Esther reached up and embraced him. “Do return safe, Brother,” she urged as she stepped back. “I don’t know what I would do if something happened to you.”

“You would be just fine.”

“I don’t believe that would be the case. I wouldn’t be able to look for work since I must care for Mother.”

Guy placed a hand on her shoulder. “You are doing a great service for Mother,” he praised. “When she recovers, you can get a job in the shop like you always wanted to.”

Esther smiled. “I would like that very much.”

“Perhaps you can dream bigger and get a job in the circulating library.”

Her smile dimmed. “I do not presume to have dreams of such grandeur.”

“You were destined for so much more than what you have been given,” Guy said dejectedly. “I am sorry that I could not give you more.”

“Enough of that talk,” Esther asserted. “You have given us a roof above our heads and food in our bellies. It is more than sufficient.”

“You are kind to say so,” he said, dropping his hand.

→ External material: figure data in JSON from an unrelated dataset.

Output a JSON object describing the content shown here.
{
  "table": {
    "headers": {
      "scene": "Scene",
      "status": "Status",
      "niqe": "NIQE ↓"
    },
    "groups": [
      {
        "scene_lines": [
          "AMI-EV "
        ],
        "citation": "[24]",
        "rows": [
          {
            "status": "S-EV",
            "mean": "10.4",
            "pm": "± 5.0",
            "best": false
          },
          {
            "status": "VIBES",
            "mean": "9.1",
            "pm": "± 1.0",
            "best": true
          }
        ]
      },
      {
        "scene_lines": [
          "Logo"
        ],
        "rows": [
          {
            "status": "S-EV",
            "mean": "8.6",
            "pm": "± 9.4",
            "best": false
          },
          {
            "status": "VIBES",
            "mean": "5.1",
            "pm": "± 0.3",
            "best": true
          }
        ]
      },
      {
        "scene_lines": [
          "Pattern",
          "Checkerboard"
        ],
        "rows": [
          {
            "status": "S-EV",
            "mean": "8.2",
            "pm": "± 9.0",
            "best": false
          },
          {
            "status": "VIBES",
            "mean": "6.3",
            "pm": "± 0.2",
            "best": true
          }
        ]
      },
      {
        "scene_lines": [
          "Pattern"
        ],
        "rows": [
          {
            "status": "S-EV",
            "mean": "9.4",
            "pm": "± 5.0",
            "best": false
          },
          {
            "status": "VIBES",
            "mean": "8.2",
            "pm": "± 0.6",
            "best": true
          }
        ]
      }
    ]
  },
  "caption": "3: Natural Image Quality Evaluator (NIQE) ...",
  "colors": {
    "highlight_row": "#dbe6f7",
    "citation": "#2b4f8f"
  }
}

Esther gave him a knowing look. “Don’t fret about us,” she insisted. “We’ll be fine and will be here when you get home.”

“If something does happen to me, I want you to speak to Lord Evan Corbyn,” Guy said. “I have no doubt that he will ensure you find employment.”

“Lord Evan Corbyn?” she repeated. “Since when did you start mingling with members of Society?”

“Only recently,” he replied. “But promise me that you will seek out Lord Evan if anything happens to me.”

She bobbed her head. “I promise.”

“Good,” he replied. “It is best if I depart now.”

Esther walked over to the door and opened it. She glanced at the shiny black coach and looked back at him in surprise. “Is that your coach?”

“It is for now.”

“What are you about, Brother?”

He smiled as he approached his sister. “You wouldn’t believe me even if I told you,” he said before he left.